The present zoning districts on the Bell property are RS-2 (Single Family Residential) and Public Private Conservation District, but the most is PD (Planned District.)
Bob Koontz, principal of LandDesign's office in Southern Pines, said PUDs cluster new self-contained "villages" closer to the main town, to more efficiently extend urban services without encouraging urban sprawl unnecessarily further into rural areas.
Smaller PUDs have been done in parts of Moore County in rural but fast-developing areas such as Seven Lakes, according to board member Tom Marsh, who was formerly on the staff of the Moore County Planning Department. Board Liz Whitmore and Nealon agreed PUDS are usually found in metropolitan areas.
"The explosion outward of the impact of this project (needs to be addressed)," board Chairman Chris Arnold said. "It seems to me you (LandDesign) ought to undertake a traffic impact analysis."
The developer wants to get the development under way before the start of the 2007 U.S. Women's Open at Pine Needles in June.
Board member Abigail Dowd said Monday she was concerned that consultant hired by a developer is also drafting the proposed zoning ordinance amendment.
Board member John McInerney, a former town councilman, said, "If we want to have a PUD, we need to be careful as possible as to what goes into it. Something can sound good, and when you look behind the curtain, there's something going on. I don't want to get burned."

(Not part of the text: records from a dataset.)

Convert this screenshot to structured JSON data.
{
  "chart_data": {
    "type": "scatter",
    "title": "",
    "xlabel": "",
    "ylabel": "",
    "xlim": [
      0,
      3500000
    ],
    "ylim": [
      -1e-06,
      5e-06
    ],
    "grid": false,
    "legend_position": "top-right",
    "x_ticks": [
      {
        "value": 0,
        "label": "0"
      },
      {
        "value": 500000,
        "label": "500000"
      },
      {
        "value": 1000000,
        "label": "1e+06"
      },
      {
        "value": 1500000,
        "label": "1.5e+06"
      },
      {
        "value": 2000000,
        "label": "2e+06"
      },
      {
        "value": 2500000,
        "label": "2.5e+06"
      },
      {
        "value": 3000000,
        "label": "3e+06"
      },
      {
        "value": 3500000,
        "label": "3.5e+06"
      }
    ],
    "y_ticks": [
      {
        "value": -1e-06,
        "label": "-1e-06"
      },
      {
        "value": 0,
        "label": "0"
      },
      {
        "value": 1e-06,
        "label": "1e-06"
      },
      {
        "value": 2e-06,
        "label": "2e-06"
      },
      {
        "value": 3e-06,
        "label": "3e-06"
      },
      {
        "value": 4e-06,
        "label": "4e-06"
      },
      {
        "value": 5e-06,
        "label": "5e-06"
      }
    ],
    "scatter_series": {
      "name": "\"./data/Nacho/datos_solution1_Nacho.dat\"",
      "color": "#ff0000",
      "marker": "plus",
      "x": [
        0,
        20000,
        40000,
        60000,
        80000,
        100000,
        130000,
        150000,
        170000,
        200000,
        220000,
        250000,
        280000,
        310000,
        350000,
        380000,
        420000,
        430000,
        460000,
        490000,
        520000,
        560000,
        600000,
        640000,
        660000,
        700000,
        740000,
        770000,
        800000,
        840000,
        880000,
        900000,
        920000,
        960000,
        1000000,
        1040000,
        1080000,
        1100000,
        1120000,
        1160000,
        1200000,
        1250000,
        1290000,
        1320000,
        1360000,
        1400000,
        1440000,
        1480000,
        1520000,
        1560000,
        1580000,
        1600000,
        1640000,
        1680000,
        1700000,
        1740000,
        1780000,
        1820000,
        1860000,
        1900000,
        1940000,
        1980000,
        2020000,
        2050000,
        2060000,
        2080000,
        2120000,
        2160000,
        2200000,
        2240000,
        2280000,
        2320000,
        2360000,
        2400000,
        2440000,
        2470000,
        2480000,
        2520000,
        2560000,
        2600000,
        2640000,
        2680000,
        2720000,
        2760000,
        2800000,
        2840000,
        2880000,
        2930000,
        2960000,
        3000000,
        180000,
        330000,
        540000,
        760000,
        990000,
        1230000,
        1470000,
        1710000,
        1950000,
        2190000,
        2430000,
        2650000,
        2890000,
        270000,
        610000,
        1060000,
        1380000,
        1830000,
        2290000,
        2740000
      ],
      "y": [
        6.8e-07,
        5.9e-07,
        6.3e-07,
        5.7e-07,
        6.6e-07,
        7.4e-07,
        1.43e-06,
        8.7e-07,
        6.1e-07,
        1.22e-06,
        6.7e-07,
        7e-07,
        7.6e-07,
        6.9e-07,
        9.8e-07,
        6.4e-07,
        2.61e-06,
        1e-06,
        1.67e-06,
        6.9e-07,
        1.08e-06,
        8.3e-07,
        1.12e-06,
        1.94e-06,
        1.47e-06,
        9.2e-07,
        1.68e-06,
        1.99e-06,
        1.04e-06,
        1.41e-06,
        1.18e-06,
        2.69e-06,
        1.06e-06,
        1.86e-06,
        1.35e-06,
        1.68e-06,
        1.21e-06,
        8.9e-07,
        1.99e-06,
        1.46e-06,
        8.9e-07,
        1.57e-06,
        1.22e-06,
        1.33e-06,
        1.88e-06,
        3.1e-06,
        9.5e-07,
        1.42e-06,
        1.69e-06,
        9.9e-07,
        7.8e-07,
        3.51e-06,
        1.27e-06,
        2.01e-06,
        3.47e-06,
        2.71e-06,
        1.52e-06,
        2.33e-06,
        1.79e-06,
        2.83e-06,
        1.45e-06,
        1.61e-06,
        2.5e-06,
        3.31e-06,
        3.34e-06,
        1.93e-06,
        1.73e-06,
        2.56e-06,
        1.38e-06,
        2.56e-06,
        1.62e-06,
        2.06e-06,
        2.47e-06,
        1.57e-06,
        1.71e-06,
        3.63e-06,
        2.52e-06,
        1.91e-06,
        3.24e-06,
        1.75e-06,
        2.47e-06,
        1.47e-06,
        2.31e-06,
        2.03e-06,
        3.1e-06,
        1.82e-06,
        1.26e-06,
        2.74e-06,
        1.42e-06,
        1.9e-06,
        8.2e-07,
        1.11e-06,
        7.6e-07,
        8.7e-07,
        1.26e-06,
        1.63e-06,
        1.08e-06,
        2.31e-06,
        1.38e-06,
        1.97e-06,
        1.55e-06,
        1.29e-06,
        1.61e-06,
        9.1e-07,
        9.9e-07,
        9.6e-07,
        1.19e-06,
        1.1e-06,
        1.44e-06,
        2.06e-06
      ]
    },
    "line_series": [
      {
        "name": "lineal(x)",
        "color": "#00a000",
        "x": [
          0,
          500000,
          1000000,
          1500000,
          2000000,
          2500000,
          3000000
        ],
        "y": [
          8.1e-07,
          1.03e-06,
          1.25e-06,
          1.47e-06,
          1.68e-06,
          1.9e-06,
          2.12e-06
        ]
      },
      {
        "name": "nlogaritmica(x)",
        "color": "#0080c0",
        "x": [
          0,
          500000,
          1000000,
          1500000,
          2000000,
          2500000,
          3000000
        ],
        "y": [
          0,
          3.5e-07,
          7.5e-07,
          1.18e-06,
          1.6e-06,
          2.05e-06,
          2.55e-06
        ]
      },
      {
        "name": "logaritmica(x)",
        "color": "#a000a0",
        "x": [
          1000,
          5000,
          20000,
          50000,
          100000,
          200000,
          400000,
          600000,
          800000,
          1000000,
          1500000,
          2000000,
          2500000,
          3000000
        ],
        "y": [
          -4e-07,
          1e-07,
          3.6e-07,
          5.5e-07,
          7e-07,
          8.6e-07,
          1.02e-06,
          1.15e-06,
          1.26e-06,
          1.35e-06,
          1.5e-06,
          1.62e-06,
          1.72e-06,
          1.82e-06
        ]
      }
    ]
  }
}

Arnold said there's a "benefit to Southern Pines to get PUD," because "we can require the developer/applicant to look closely at all the various impacts as a conceptual master plan is prepared for the PUD. It's a tool we don't presently have."
Dowd added that the process is working "backward." She said a long-range visionary master plan for Southern Pines should be developed first.
"We have yet to hear a staff reaction," she said. "I expected this work session to be more among the planning board."
Board member Liz Whitmore said she had an open mind. "If the town wanted PUD, it should have addressed that long ago."